A further indictment of the "one-size-fits-all" approach was prominently displayed in a study published in the Journal of the National Cancer Institute in 2008. In this investigation,8 scientists measured the effectiveness of an anthracycline-based chemotherapy regimen in 5,354 women with early-stage breast cancer. Anthracyclines are a class of chemotherapy drugs of which Adriamycin is a key member. The scientists determined that women with early-stage breast cancer who were HER2 negative derived absolutely no benefit from taking Adriamycin or other anthracycline drugs. Given that approximately 80% of breast cancers are HER2 negative,7 these results suggest that only one of five women with breast cancer may benefit from these drugs that have considerable toxicity associated with their use. For example, in a large-scale study, 5% of patients treated with Adriamycin developed congestive heart failure.9

Breast cancer is not the only type of cancer in which resistance to chemotherapy may impair treatment; in fact, all cancers may display interindividual variability in chemosensitivity. For example, assessing expression of a chemoresistance protein (IGFBP2) in leukemia patients helped identify those who were likely to respond to standard chemotherapy, and those who were not.10

If chemotherapy is being considered, it is crucial to ascertain which chemotherapy drugs will have the highest probability of being effective against your particular cancer. A company called Nagourney Cancer Institute performs chemo-sensitivity testing on your living cancer cells to determine how your cancer cells respond when exposed to various drugs in the laboratory.

Nagourney Cancer Institute was founded in 1993 by Dr. Robert Nagourney, a prominent hematologist and oncologist. Nagourney Cancer Institute pioneers cancer therapies specifically tailored for each individual patient, and is a leader in individualized cancer strategies. With no financial ties to outside healthcare organizations, recommendations are made without financial bias.
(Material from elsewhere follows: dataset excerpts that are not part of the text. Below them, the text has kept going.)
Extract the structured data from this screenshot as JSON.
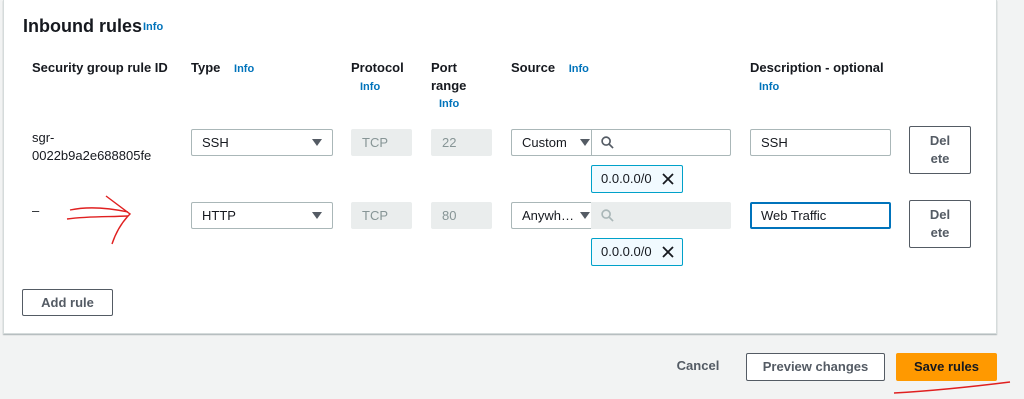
{
  "panel": {
    "title": "Inbound rules",
    "title_info": "Info"
  },
  "columns": {
    "rule_id": "Security group rule ID",
    "type": "Type",
    "type_info": "Info",
    "protocol": "Protocol",
    "protocol_info": "Info",
    "port_line1": "Port",
    "port_line2": "range",
    "port_info": "Info",
    "source": "Source",
    "source_info": "Info",
    "description": "Description - optional",
    "description_info": "Info"
  },
  "rules": [
    {
      "id_line1": "sgr-",
      "id_line2": "0022b9a2e688805fe",
      "type": "SSH",
      "protocol": "TCP",
      "port": "22",
      "source": "Custom",
      "cidr": "0.0.0.0/0",
      "description": "SSH",
      "delete_line1": "Del",
      "delete_line2": "ete"
    },
    {
      "id_line1": "–",
      "type": "HTTP",
      "protocol": "TCP",
      "port": "80",
      "source": "Anywh…",
      "cidr": "0.0.0.0/0",
      "description": "Web Traffic",
      "delete_line1": "Del",
      "delete_line2": "ete"
    }
  ],
  "buttons": {
    "add_rule": "Add rule",
    "cancel": "Cancel",
    "preview": "Preview changes",
    "save": "Save rules"
  },
  "colors": {
    "primary": "#ff9900",
    "link": "#0073bb",
    "annotation": "#e02020"
  }
}
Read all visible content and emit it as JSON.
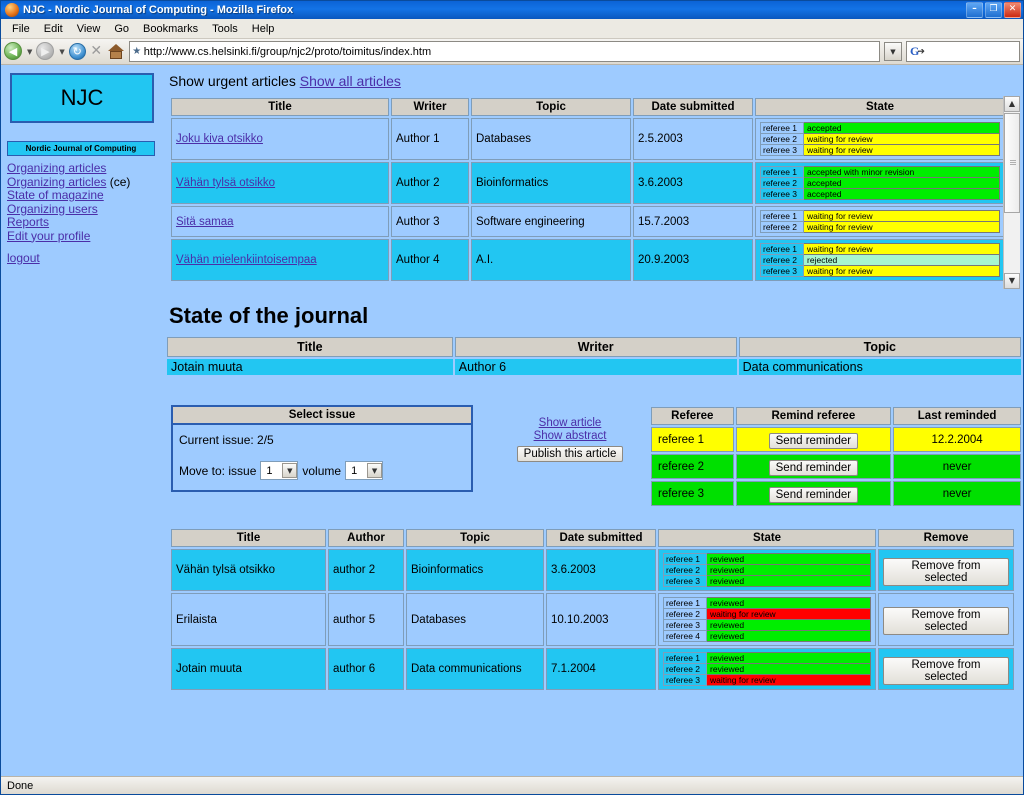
{
  "window": {
    "title": "NJC - Nordic Journal of Computing - Mozilla Firefox",
    "minimize_label": "–",
    "maximize_label": "❐",
    "close_label": "✕"
  },
  "menubar": {
    "items": [
      "File",
      "Edit",
      "View",
      "Go",
      "Bookmarks",
      "Tools",
      "Help"
    ]
  },
  "toolbar": {
    "back_icon": "back-arrow-icon",
    "forward_icon": "forward-arrow-icon",
    "reload_icon": "reload-icon",
    "stop_icon": "stop-icon",
    "home_icon": "home-icon",
    "url": "http://www.cs.helsinki.fi/group/njc2/proto/toimitus/index.htm",
    "url_favicon": "page-favicon",
    "url_dropdown_icon": "chevron-down-icon",
    "search_value": "G",
    "search_icon": "google-search-icon"
  },
  "statusbar": {
    "text": "Done"
  },
  "sidebar": {
    "logo": "NJC",
    "subtitle": "Nordic Journal of Computing",
    "links": [
      {
        "label": "Organizing articles",
        "suffix": ""
      },
      {
        "label": "Organizing articles",
        "suffix": " (ce)"
      },
      {
        "label": "State of magazine",
        "suffix": ""
      },
      {
        "label": "Organizing users",
        "suffix": ""
      },
      {
        "label": "Reports",
        "suffix": ""
      },
      {
        "label": "Edit your profile",
        "suffix": ""
      }
    ],
    "logout": "logout"
  },
  "top": {
    "heading_plain": "Show urgent articles",
    "heading_link": "Show all articles",
    "columns": [
      "Title",
      "Writer",
      "Topic",
      "Date submitted",
      "State"
    ],
    "rows": [
      {
        "title": "Joku kiva otsikko",
        "writer": "Author 1",
        "topic": "Databases",
        "date": "2.5.2003",
        "shade": "lt",
        "states": [
          {
            "referee": "referee 1",
            "state": "accepted",
            "color": "s-green"
          },
          {
            "referee": "referee 2",
            "state": "waiting for review",
            "color": "s-yellow"
          },
          {
            "referee": "referee 3",
            "state": "waiting for review",
            "color": "s-yellow"
          }
        ]
      },
      {
        "title": "Vähän tylsä otsikko",
        "writer": "Author 2",
        "topic": "Bioinformatics",
        "date": "3.6.2003",
        "shade": "dk",
        "states": [
          {
            "referee": "referee 1",
            "state": "accepted with minor revision",
            "color": "s-green"
          },
          {
            "referee": "referee 2",
            "state": "accepted",
            "color": "s-green"
          },
          {
            "referee": "referee 3",
            "state": "accepted",
            "color": "s-green"
          }
        ]
      },
      {
        "title": "Sitä samaa",
        "writer": "Author 3",
        "topic": "Software engineering",
        "date": "15.7.2003",
        "shade": "lt",
        "states": [
          {
            "referee": "referee 1",
            "state": "waiting for review",
            "color": "s-yellow"
          },
          {
            "referee": "referee 2",
            "state": "waiting for review",
            "color": "s-yellow"
          }
        ]
      },
      {
        "title": "Vähän mielenkiintoisempaa",
        "writer": "Author 4",
        "topic": "A.I.",
        "date": "20.9.2003",
        "shade": "dk",
        "states": [
          {
            "referee": "referee 1",
            "state": "waiting for review",
            "color": "s-yellow"
          },
          {
            "referee": "referee 2",
            "state": "rejected",
            "color": "s-mint"
          },
          {
            "referee": "referee 3",
            "state": "waiting for review",
            "color": "s-yellow"
          }
        ]
      }
    ],
    "scroll_up_icon": "scroll-up-arrow-icon",
    "scroll_down_icon": "scroll-down-arrow-icon"
  },
  "journal": {
    "title": "State of the journal",
    "columns": [
      "Title",
      "Writer",
      "Topic"
    ],
    "row": {
      "title": "Jotain muuta",
      "writer": "Author 6",
      "topic": "Data communications"
    }
  },
  "select_issue": {
    "header": "Select issue",
    "current_label": "Current issue: 2/5",
    "move_label": "Move to: issue",
    "issue_value": "1",
    "volume_label": "volume",
    "volume_value": "1",
    "dropdown_icon": "chevron-down-icon"
  },
  "publish": {
    "show_article": "Show article",
    "show_abstract": "Show abstract",
    "button": "Publish this article"
  },
  "referees": {
    "columns": [
      "Referee",
      "Remind referee",
      "Last reminded"
    ],
    "rows": [
      {
        "name": "referee 1",
        "button": "Send reminder",
        "last": "12.2.2004",
        "color": "r-yellow"
      },
      {
        "name": "referee 2",
        "button": "Send reminder",
        "last": "never",
        "color": "r-green"
      },
      {
        "name": "referee 3",
        "button": "Send reminder",
        "last": "never",
        "color": "r-green"
      }
    ]
  },
  "bottom": {
    "columns": [
      "Title",
      "Author",
      "Topic",
      "Date submitted",
      "State",
      "Remove"
    ],
    "rows": [
      {
        "title": "Vähän tylsä otsikko",
        "author": "author 2",
        "topic": "Bioinformatics",
        "date": "3.6.2003",
        "shade": "dk",
        "remove": "Remove from selected",
        "states": [
          {
            "referee": "referee 1",
            "state": "reviewed",
            "color": "s-green"
          },
          {
            "referee": "referee 2",
            "state": "reviewed",
            "color": "s-green"
          },
          {
            "referee": "referee 3",
            "state": "reviewed",
            "color": "s-green"
          }
        ]
      },
      {
        "title": "Erilaista",
        "author": "author 5",
        "topic": "Databases",
        "date": "10.10.2003",
        "shade": "lt",
        "remove": "Remove from selected",
        "states": [
          {
            "referee": "referee 1",
            "state": "reviewed",
            "color": "s-green"
          },
          {
            "referee": "referee 2",
            "state": "waiting for review",
            "color": "s-red"
          },
          {
            "referee": "referee 3",
            "state": "reviewed",
            "color": "s-green"
          },
          {
            "referee": "referee 4",
            "state": "reviewed",
            "color": "s-green"
          }
        ]
      },
      {
        "title": "Jotain muuta",
        "author": "author 6",
        "topic": "Data communications",
        "date": "7.1.2004",
        "shade": "dk",
        "remove": "Remove from selected",
        "states": [
          {
            "referee": "referee 1",
            "state": "reviewed",
            "color": "s-green"
          },
          {
            "referee": "referee 2",
            "state": "reviewed",
            "color": "s-green"
          },
          {
            "referee": "referee 3",
            "state": "waiting for review",
            "color": "s-red"
          }
        ]
      }
    ]
  },
  "colors": {
    "page_bg": "#9ecbff",
    "row_dark": "#22c6f2",
    "accent_border": "#2a5db0",
    "header_bg": "#d4d0c8",
    "link": "#4b2ea8",
    "state_green": "#00ee00",
    "state_yellow": "#ffff00",
    "state_mint": "#a8f5cf",
    "state_red": "#ff0000"
  }
}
Nagourney Cancer Institute develops and provides cancer therapy recommendations that have been designed scientifically for each patient. Following the collection of living cancer cells obtained at the time of biopsy or surgery, Nagourney Cancer Institute performs an ex-vivo analysis of programmed cell death (EVA-PCD) functional profile on your tumor sample to measure drug activity (sensitivity and resistance). Ex-vivo analyses mean your living tumor cells are maintained outside of your body for the purpose of determining which drug or drug combination most effectively induces cell death in the laboratory. Each patient is highly individualized with regard to his or her sensitivity to chemotherapy drugs. Your responsiveness to chemotherapy is as unique as your fingerprints. Therefore, this test will help to determine which drug(s) will be most effective for you. Nagourney Cancer Institute will then make a treatment recommendation based on these findings.
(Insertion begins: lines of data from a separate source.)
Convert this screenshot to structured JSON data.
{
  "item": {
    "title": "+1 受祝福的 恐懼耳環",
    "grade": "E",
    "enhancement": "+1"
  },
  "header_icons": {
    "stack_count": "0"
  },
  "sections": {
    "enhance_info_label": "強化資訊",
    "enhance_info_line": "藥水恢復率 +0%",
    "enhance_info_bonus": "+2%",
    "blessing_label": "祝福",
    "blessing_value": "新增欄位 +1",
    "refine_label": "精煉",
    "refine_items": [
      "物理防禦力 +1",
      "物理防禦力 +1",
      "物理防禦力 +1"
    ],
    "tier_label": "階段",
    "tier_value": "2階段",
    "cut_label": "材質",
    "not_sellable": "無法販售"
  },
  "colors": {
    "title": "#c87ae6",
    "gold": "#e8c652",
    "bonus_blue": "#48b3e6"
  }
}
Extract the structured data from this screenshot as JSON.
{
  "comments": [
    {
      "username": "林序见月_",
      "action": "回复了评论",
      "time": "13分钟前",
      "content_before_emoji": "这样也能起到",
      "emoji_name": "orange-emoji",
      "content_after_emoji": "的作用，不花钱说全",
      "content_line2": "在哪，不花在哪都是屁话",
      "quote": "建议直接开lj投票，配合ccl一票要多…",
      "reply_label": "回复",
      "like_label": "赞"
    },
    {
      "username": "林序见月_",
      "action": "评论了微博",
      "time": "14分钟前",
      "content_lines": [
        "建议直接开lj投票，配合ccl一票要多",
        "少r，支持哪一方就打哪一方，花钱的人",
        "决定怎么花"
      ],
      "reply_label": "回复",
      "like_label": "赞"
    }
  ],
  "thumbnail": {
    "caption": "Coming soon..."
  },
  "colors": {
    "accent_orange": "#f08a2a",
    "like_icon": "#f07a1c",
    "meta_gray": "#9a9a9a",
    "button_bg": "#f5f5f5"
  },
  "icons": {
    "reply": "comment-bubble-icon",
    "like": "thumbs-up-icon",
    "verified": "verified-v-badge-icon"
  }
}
Nagourney Cancer Institute provides custom-tailored, assay-directed therapy based on your tumor response in the laboratory. This eliminates much of the guesswork prior to your undergoing the potentially toxic side effects of chemotherapy regimens that could prove to be of little value against your cancer.
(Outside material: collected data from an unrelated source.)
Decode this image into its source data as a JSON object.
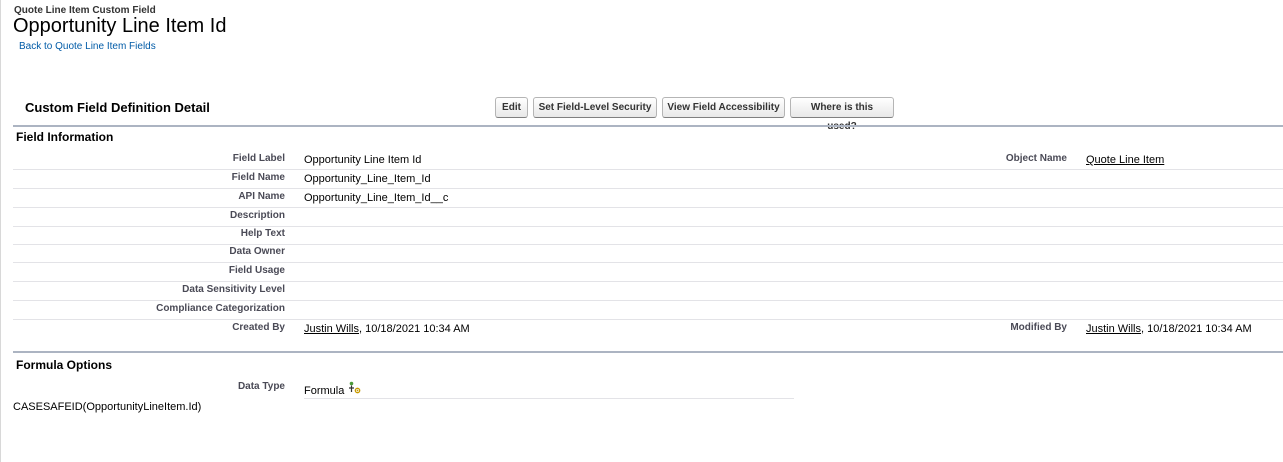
{
  "header": {
    "type_label": "Quote Line Item Custom Field",
    "title": "Opportunity Line Item Id",
    "back_link": "Back to Quote Line Item Fields"
  },
  "detail": {
    "title": "Custom Field Definition Detail",
    "buttons": {
      "edit": "Edit",
      "field_security": "Set Field-Level Security",
      "field_accessibility": "View Field Accessibility",
      "where_used": "Where is this used?"
    }
  },
  "field_info": {
    "title": "Field Information",
    "rows": [
      {
        "label": "Field Label",
        "value": "Opportunity Line Item Id"
      },
      {
        "label": "Field Name",
        "value": "Opportunity_Line_Item_Id"
      },
      {
        "label": "API Name",
        "value": "Opportunity_Line_Item_Id__c"
      },
      {
        "label": "Description",
        "value": ""
      },
      {
        "label": "Help Text",
        "value": ""
      },
      {
        "label": "Data Owner",
        "value": ""
      },
      {
        "label": "Field Usage",
        "value": ""
      },
      {
        "label": "Data Sensitivity Level",
        "value": ""
      },
      {
        "label": "Compliance Categorization",
        "value": ""
      }
    ],
    "object_name": {
      "label": "Object Name",
      "value": "Quote Line Item"
    },
    "created_by": {
      "label": "Created By",
      "user": "Justin Wills",
      "date": ", 10/18/2021 10:34 AM"
    },
    "modified_by": {
      "label": "Modified By",
      "user": "Justin Wills",
      "date": ", 10/18/2021 10:34 AM"
    }
  },
  "formula_options": {
    "title": "Formula Options",
    "data_type_label": "Data Type",
    "data_type_value": "Formula",
    "formula": "CASESAFEID(OpportunityLineItem.Id)"
  },
  "icons": {
    "formula": "formula-icon"
  }
}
Contact information for Nagourney Cancer Institute:

Nagourney Cancer Institute
750 East 29th Street
Long Beach, CA 90806
Telephone: (562) 989-6455
Email: http://www.nagourneycancerinstitute.com/

How to Implement Step Two

Contact Nagourney Cancer Institute so that your surgeon can follow the precise instructions required to send a living specimen of your tumor for chemo- sensitivity testing. It is important that your surgeon carefully coordinate with Nagourney Cancer Institute in order to ensure your cells arrive in a viable condition. You may have to pay for this test yourself because your insurance may not reimburse for it. Please note that this test may not be of benefit to all cancer patients. While it provides a basis for improved treatment, not all cancers are effectively treated with current therapies.